Dopo la privatizzazione dell’acqua, autentico oro blu (chiedere a La Rocchetta, quella che fa “plin plin”, per esempio e tanto per restare in Italia e a W l’Italia, di Rai Tre del 14 agosto scorso), adesso il business mondiale si concentra sul grano. Perde quota il petrolio, che però rivendica a sé il primato più sanguinario (le cifre, sulla guerra in Iraq, fornite ieri sera nel programma di Riccardo Icona, beneamati, sono impressionanti). Mettere le mani sul grano, non significa tanto avere le mani in pasta, ma condannare alla fame una parte dei poveri del mondo e porre qualche problema in più anche a noi, nati per caso nella parte più florida della Terra. Gli aumenti, lungamente annunciati, di pane e pasta, creeranno difficoltà a chi già stenta di suo, perché si tratta di alimenti-base della nutrizione. Ma la forsennata speculazione e le leggi del mercato stanno imbarbarendo il nostro modello di vita, inquinando le relazioni sociali e dissolvendo la solidarietà.

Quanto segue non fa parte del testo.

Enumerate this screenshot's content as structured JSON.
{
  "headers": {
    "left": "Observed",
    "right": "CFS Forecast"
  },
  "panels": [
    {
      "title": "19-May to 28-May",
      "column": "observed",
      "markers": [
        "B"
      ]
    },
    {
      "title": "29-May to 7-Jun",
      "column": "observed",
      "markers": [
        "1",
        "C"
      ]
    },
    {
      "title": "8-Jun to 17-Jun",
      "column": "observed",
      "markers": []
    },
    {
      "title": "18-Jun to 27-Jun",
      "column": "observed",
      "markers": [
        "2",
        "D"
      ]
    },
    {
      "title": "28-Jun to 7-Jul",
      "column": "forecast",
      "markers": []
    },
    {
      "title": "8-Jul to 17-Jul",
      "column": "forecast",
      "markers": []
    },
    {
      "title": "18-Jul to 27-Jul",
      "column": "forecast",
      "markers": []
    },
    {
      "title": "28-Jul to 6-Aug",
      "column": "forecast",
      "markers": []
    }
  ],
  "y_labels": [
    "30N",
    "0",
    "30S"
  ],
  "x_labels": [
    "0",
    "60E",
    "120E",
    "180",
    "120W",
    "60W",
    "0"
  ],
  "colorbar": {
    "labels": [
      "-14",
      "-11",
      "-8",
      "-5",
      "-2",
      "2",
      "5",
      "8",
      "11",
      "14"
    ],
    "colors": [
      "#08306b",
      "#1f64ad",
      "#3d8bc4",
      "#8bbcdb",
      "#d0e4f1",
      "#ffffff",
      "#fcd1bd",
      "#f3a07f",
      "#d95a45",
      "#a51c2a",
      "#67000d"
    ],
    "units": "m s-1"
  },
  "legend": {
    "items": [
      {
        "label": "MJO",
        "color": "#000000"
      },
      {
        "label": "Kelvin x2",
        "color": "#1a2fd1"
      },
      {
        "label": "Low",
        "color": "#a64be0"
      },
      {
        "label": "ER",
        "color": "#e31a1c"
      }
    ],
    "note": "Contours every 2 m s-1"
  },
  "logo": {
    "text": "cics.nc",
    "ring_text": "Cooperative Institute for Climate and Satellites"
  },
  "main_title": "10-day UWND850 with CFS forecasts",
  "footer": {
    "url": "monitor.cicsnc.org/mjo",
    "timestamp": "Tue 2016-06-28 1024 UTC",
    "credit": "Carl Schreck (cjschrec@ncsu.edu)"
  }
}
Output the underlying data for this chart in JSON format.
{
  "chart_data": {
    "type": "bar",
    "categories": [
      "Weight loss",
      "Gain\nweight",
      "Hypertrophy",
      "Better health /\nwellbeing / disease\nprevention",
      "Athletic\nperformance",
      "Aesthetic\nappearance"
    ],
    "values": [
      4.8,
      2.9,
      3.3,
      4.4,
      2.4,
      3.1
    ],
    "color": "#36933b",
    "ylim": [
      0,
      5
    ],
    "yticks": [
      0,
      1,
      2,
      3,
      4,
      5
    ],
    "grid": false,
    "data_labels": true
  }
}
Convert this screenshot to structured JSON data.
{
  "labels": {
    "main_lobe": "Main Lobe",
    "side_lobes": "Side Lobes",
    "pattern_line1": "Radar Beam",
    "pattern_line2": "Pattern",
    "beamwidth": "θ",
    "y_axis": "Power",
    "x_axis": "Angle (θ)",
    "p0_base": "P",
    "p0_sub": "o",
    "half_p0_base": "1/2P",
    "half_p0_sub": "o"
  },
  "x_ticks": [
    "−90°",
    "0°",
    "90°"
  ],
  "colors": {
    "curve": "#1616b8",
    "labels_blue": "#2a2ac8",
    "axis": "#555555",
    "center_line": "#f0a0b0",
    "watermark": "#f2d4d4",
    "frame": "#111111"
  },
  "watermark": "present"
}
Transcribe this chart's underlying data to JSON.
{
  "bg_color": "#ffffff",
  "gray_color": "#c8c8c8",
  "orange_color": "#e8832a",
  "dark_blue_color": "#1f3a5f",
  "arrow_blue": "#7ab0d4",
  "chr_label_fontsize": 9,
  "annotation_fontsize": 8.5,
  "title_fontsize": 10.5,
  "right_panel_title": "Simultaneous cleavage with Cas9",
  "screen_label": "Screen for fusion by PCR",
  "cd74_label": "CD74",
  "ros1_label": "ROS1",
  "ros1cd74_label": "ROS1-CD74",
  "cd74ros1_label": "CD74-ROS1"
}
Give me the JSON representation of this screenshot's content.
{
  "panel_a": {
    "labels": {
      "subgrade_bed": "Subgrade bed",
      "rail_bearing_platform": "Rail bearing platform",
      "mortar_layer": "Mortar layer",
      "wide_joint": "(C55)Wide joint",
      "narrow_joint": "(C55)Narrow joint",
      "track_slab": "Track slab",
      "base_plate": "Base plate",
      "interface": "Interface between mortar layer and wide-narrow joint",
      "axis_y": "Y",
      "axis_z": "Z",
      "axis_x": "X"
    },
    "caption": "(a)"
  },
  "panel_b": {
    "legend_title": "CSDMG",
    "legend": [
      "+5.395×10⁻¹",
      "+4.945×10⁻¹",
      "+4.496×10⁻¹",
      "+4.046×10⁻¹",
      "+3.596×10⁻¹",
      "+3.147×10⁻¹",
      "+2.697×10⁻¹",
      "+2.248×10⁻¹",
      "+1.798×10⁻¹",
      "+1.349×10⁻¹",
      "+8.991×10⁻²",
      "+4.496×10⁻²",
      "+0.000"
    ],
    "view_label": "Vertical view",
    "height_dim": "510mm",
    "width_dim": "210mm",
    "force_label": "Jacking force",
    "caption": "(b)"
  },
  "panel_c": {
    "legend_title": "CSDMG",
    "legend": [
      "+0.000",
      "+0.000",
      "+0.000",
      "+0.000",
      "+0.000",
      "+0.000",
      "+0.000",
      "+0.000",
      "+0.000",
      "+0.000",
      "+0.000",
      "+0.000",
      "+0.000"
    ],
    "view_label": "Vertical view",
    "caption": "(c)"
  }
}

Nel “Padre nostro” che, per i cattolici è la preghiera più bella, rischia di restare senza risposta quell’invocazione che è anche speranza: “Dacci oggi il nostro pane quotidiano”. È sbagliato il destinatario.

4 commenti:

  1. Vedo novità..la radio.

    :)

    Sotto questo post rimango senza parole, Frank..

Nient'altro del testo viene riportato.